We maneuvered our big backpacks through a crowd of dancing drunken people speaking German. The people were red-faced and energized. We weaved through the joyous gyrating bodies.

“Must be Carnevale. They must have that here, too,” Olivia said. There was a smell of roasting chicken. I noticed a sign advertising cheap beer. We didn’t need to know German to understand that. We fell in behind Olivia, who expertly navigated the people onto a side street. She held the open map out in front of her. Suzie and I relied on this, that she could find the way.

The one-star hotel had breakfast and was almost as cheap as hostels and more private. This room had two sets of bunk beds with white sheets folded over pitted woolen blankets. We threw our stuff down on the beds, washed our faces in the sink in the room and went back out to the square. There was no way we were missing out on the fun tonight.

On the street, everyone around us was drunk and yelling in German. A band was playing loud music with lots of horns. We studied our coins before handing some over for mugs of cheap dark beer. We sat at one of the tables surrounded by other travelers. One husky bearded man grabbed Olivia and twirled her around the square.

“Should we be worried?” Suzie asked.

“She’s laughing,” I said, shrugging.

“I think she’s terrified.”

“Oh, it’s good for her,” I said. When I was done with my beer, I got three more and a basket of roasted pieces of chicken. Olivia, back at the table and breathless, finished her beer and took great gulps of the new one I offered her.

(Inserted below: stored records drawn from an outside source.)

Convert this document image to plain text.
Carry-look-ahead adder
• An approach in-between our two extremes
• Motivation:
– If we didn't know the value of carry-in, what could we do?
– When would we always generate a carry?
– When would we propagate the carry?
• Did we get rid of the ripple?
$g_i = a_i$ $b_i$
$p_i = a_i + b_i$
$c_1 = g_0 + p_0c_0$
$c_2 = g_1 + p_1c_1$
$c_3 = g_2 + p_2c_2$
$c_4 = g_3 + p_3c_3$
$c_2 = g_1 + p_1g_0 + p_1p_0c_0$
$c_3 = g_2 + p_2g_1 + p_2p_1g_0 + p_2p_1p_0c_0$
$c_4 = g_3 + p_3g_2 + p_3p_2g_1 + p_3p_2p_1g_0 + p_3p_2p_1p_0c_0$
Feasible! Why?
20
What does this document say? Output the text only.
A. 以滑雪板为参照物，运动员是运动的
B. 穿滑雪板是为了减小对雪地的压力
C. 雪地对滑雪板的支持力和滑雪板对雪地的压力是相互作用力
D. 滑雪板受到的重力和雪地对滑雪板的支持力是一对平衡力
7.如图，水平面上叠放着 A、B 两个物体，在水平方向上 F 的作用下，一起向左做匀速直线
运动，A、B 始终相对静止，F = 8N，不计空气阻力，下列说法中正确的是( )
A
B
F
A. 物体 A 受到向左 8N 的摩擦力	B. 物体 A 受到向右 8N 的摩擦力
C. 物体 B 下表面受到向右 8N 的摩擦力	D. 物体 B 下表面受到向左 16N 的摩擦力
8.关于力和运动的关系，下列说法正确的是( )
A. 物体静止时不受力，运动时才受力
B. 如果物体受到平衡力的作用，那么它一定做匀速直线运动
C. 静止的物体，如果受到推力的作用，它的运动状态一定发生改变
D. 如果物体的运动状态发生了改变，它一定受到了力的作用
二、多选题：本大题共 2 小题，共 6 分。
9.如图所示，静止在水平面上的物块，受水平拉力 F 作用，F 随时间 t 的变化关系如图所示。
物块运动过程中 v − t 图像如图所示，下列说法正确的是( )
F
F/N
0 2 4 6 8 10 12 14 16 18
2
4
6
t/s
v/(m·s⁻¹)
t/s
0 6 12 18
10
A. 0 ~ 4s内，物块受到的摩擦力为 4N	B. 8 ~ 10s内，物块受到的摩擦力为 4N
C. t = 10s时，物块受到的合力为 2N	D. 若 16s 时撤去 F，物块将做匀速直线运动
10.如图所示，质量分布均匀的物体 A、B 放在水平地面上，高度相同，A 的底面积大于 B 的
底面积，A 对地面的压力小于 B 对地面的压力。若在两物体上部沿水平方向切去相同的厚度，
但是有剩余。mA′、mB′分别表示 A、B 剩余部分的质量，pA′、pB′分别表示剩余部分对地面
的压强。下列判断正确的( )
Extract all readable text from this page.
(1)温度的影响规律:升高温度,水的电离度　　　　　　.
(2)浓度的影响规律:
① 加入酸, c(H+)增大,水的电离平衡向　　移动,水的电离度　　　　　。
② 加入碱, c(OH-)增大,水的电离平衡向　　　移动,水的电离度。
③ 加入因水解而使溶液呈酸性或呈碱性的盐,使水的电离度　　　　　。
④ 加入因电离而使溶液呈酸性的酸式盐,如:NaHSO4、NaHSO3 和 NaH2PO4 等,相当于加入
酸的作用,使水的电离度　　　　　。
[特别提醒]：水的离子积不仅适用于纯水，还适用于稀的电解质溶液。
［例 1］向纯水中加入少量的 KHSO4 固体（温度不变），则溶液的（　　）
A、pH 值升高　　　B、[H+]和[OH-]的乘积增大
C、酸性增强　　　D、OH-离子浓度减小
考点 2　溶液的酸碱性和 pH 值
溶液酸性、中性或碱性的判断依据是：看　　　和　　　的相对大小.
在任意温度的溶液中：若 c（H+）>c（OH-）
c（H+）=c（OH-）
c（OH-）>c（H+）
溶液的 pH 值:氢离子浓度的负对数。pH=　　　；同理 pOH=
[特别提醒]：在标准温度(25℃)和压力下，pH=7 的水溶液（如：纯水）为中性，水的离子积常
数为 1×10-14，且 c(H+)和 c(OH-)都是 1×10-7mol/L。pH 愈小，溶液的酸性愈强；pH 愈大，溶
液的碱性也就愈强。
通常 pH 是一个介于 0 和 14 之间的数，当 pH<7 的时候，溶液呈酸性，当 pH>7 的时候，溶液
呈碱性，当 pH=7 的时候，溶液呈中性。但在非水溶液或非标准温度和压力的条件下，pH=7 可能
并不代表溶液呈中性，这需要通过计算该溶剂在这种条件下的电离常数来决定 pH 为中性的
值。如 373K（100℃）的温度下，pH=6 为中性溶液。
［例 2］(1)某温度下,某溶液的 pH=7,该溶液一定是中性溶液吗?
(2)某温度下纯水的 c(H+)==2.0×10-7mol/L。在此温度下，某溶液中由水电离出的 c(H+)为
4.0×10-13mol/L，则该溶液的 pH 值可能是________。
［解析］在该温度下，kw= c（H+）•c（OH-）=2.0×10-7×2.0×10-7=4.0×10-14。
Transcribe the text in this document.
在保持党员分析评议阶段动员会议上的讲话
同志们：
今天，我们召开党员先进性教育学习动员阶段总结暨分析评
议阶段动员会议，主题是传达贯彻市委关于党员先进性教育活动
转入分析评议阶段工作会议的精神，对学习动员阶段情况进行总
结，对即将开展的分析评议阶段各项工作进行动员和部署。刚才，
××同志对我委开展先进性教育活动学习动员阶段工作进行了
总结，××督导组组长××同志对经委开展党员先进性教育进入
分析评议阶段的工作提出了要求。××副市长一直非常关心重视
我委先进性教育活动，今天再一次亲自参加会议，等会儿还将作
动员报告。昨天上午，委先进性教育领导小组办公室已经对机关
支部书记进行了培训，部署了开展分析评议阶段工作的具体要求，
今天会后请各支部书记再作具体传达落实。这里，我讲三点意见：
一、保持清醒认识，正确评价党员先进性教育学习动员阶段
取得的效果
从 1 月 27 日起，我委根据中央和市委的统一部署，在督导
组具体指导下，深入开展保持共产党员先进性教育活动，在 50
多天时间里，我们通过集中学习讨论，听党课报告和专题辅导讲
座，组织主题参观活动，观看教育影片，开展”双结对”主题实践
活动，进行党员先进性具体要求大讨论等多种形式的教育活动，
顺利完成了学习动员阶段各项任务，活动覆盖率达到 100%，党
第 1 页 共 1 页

“What I really need is water,” she said.

“Bottled water is almost three times as much as beer,” I said, biting into the delicious chicken. “Try this. It’s yummy. So who was your boyfriend?”

“I don’t know. He couldn’t speak English or Italian. Just French and German. Just.” She laughed at herself. “Anyway, I couldn’t tell if he was giving me his name or dancing tips. I just kept repeating what I thought he was saying.”

At that moment three of the dancers with linked arms and flailing legs crashed into our table knocking over the remains of the plastic cups of beer. The dancers were laughing and slightly stumbling but apparently apologizing.

“It’s okay, it’s okay,” Suzie said and then tried again. “
Niente, e niente
.” But neither language was understood. The dancers stumbled back over with more cups of beer. The beers were filled to the top and spilled on my hand as I took them.